2025-09-01 11:56:57.272727272 100
2025-09-01 11:58:28.181818181 100
2025-09-01 11:59:59.090909090 100
2025-09-01 12:00:00.000000000 100
dtype: int64
Orders: 100, Total shares: 10000result = client.simulation.run(
symbol="9999.HK",
cal_date="2025-09-01",
n_runs=10,
exec_algos=[{
"type": "css",
"orders": schedule
}]
)Multiple CSS strategies in one job
Pass multiple CSS configs in a single exec_algos list to compare strategies against the same shared baseline. Each strategy gets its own set of Monte Carlo runs within the same job.
from datetime import time
# Build a grid of execution windows to compare
windows = [
(time(9, 30), time(12, 0)), # full morning
(time(9, 30), time(16, 0)), # full day
(time(13, 0), time(16, 0)), # full afternoon
]
exec_algos = [
{"type": "css", "orders": make_schedule(10_000, s, e, cal_date)}
for s, e in windows
]
result = client.simulation.run(
symbol="9999.HK",
cal_date="2025-09-01",
n_runs=10,
exec_algos=exec_algos,
)
# sim_ids are ordered: baseline[0:n_runs], strategy_0[n_runs:2*n_runs], ...

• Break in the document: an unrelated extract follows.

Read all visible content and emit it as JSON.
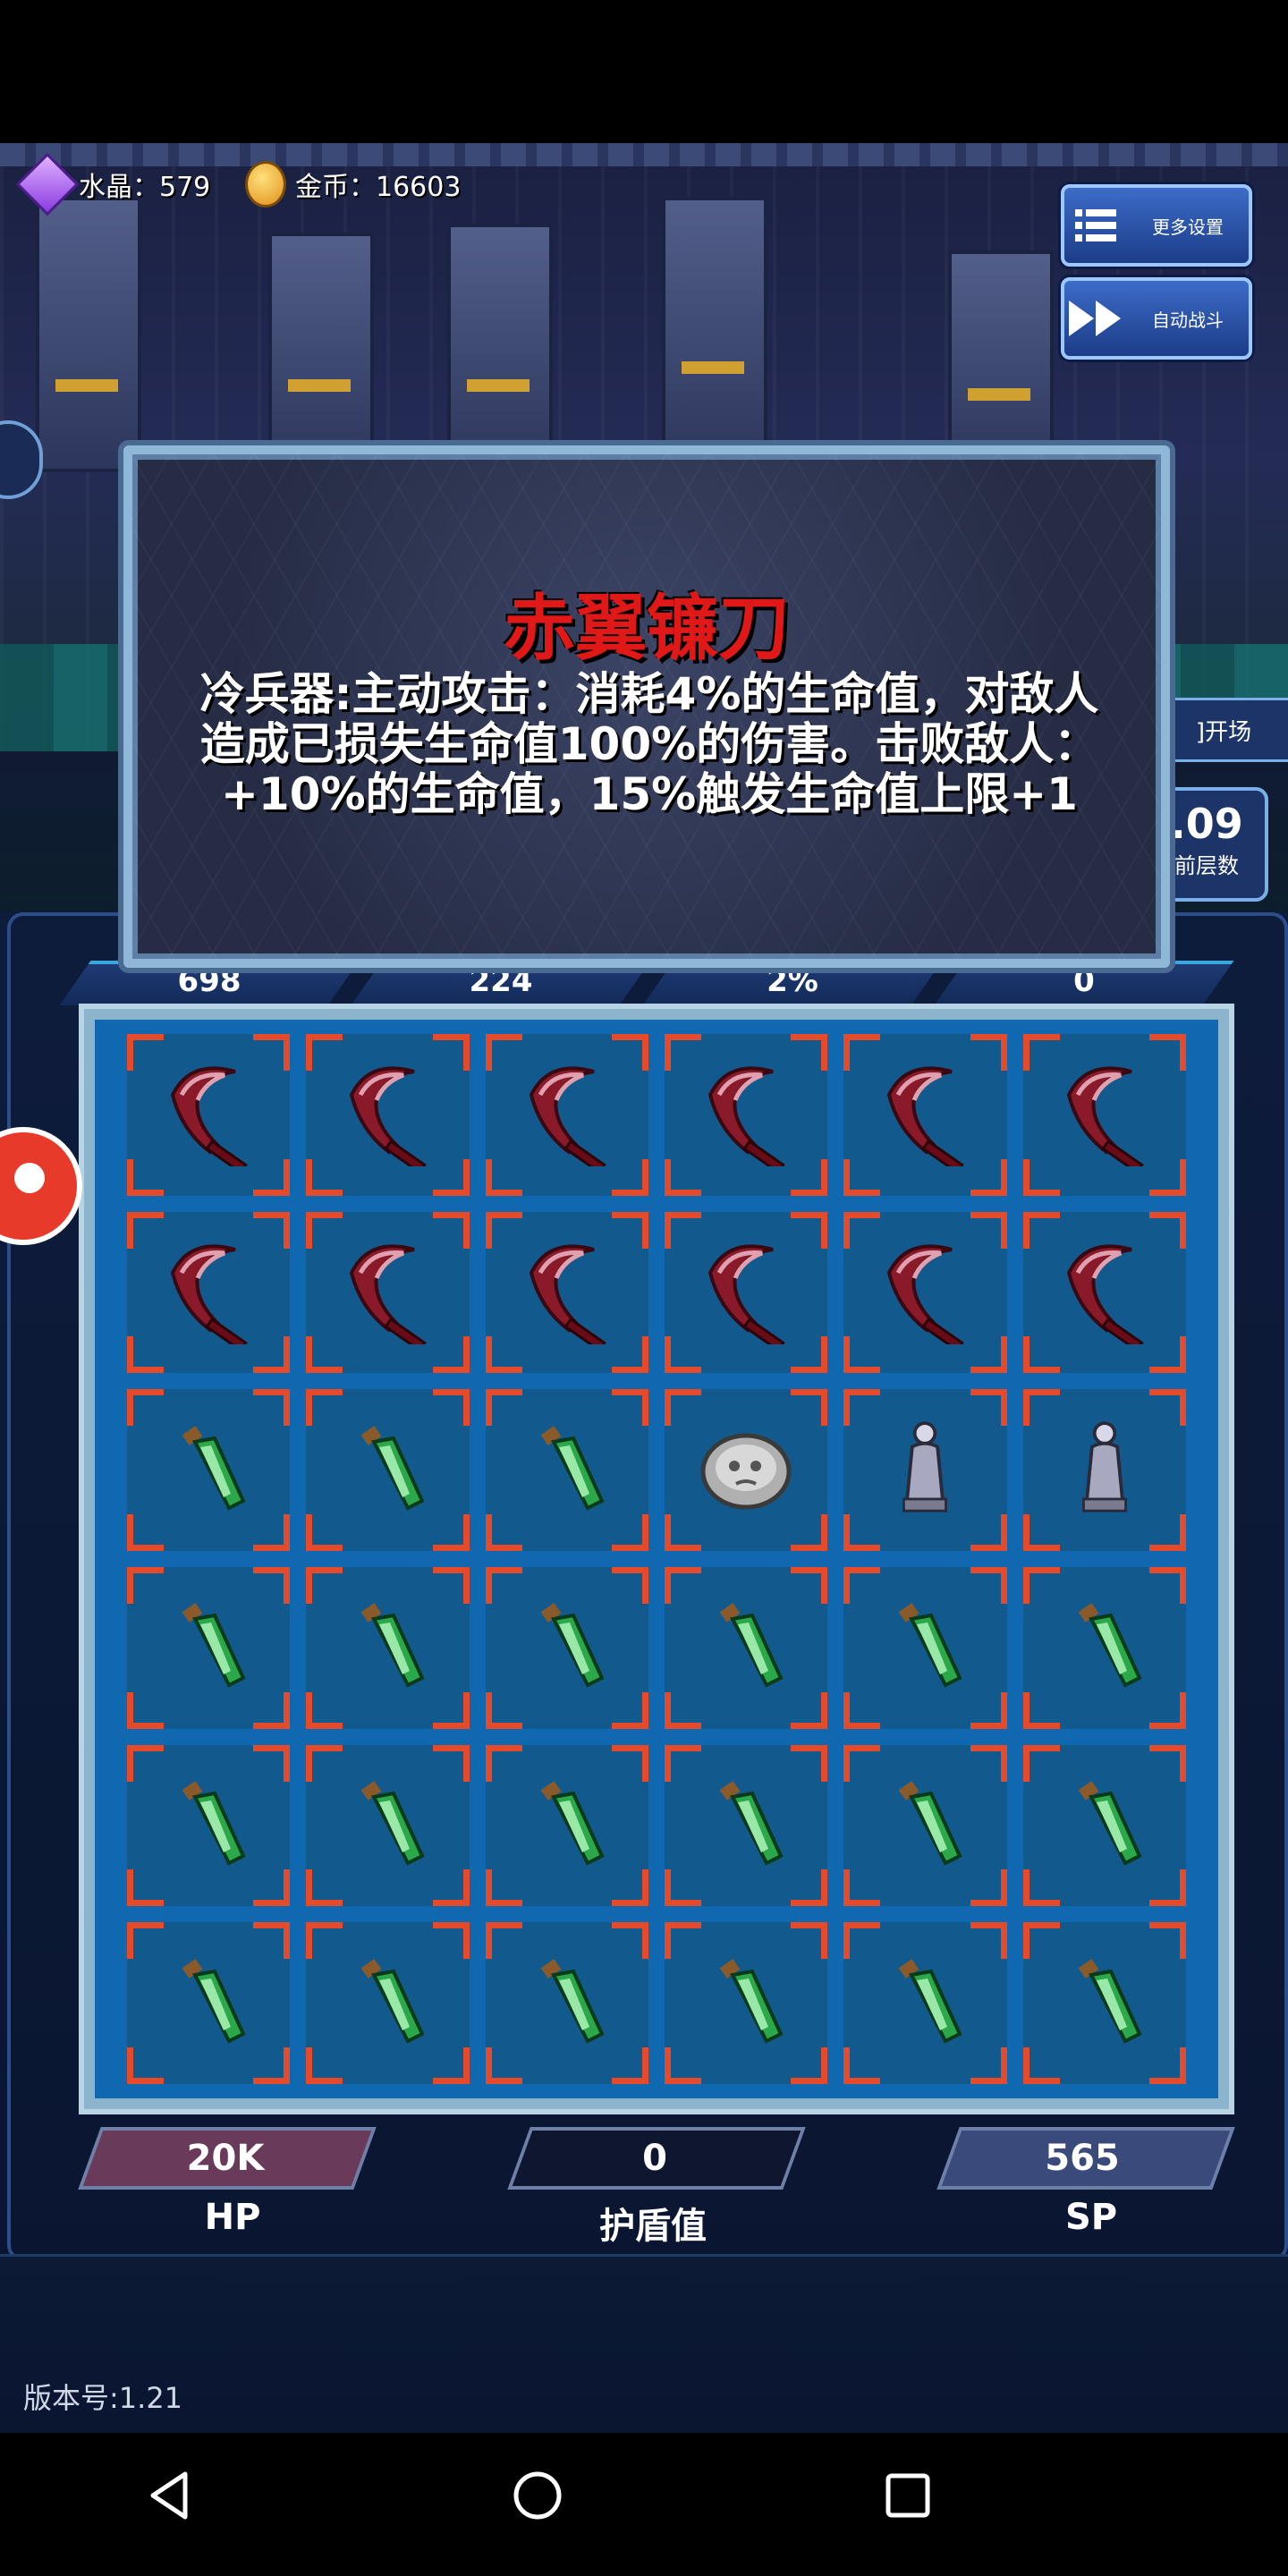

sim_ids = result["queued_sim_ids"]Execution algorithm parameters
| Parameter | Type | Required | Description |
|---|---|---|---|
| type | str | Yes | Algorithm type: twap, vwap, or css |
| order_size | int | twap/vwap | Total volume to execute |
| horizon | str (HH:MM:SS) | twap/vwap | Execution window duration |
| orders | pd.Series | css | Order schedule indexed by datetime |
| start_time | str (HH:MM:SS) | No | Start time, defaults to market open |
| frequency | str (HH:MM:SS) | No | Order frequency, default 1 second |
| side | str | No | buy or sell, inferred from order_size sign |
| random_offset | bool/timedelta | No | Randomize order times, default True |
Check job status
Use get_job_status() to track simulation progress. Jobs move through: queued → running → completed (or error).
status = client.simulation.get_job_status(job_id)
print(f"Total: {status['total_simulations']}")
print(f"Status: {status['status_summary']}")
print(f"Complete: {status['is_complete']}")Polling for completion
import time
result = client.simulation.run(
symbol="9999.HK",
cal_date="2025-09-01",
n_runs=10
)
job_id = result["job_id"]
while True:
status = client.simulation.get_job_status(job_id)
summary = status.get("status_summary", {})
completed = summary.get("complete", 0) + summary.get("completed", 0)
total = status.get("total_simulations", len(sim_ids))
print(f"
{completed}/{total} complete", end="", flush=True)
if status.get("is_complete"):
break
time.sleep(30) # Check every 30 secondsView past jobs
Use get_jobs() to list all your simulation jobs. Useful for retrieving job IDs from previous sessions.
result = client.simulation.get_jobs()
print(f"You have {result['total']} jobs")
for job in result["jobs"]:
print(f"Job {job['job_id']}")
print(f" Simulations: {len(job['sim_ids'])}")
print(f" Created: {job['created_at']}")Both tiers
Retrieving results
Use get_sim_data(sim_id) to download output files as Polars DataFrames. This works for both cached sim_ids (free tier) and sim_ids from your own jobs (pro tier). See Download data for the full list of output files, schemas, and bulk download.
Get job results summary (Pro)
results = client.simulation.get_job_results(job_id)
print(f"Completed: {results['completed']}/{results['total_simulations']}")
for sim in results["simulations"]:
if sim["status"] == "completed":
print(f"Sim {sim['sim_id']}")
print(f" Files: {sim['available_files']}")
print(f" Metrics: {sim['metrics']}")Understanding simulation IDs
Each Monte Carlo run has a unique sim_id with the format:
{symbol}:{cal_date}:{cal_hash}:{time}:{sim_hash}:{scenario}_{hash}:{algo}:{run}For example: 9999.HK:2025-09-01:d96cf520:0930-1600:c8961b94:flash_crash_6e6d5b3a:baseline:0000
The sim_id encodes all configuration parameters, making it deterministic and reproducible. Use sim_ids to retrieve specific results from storage.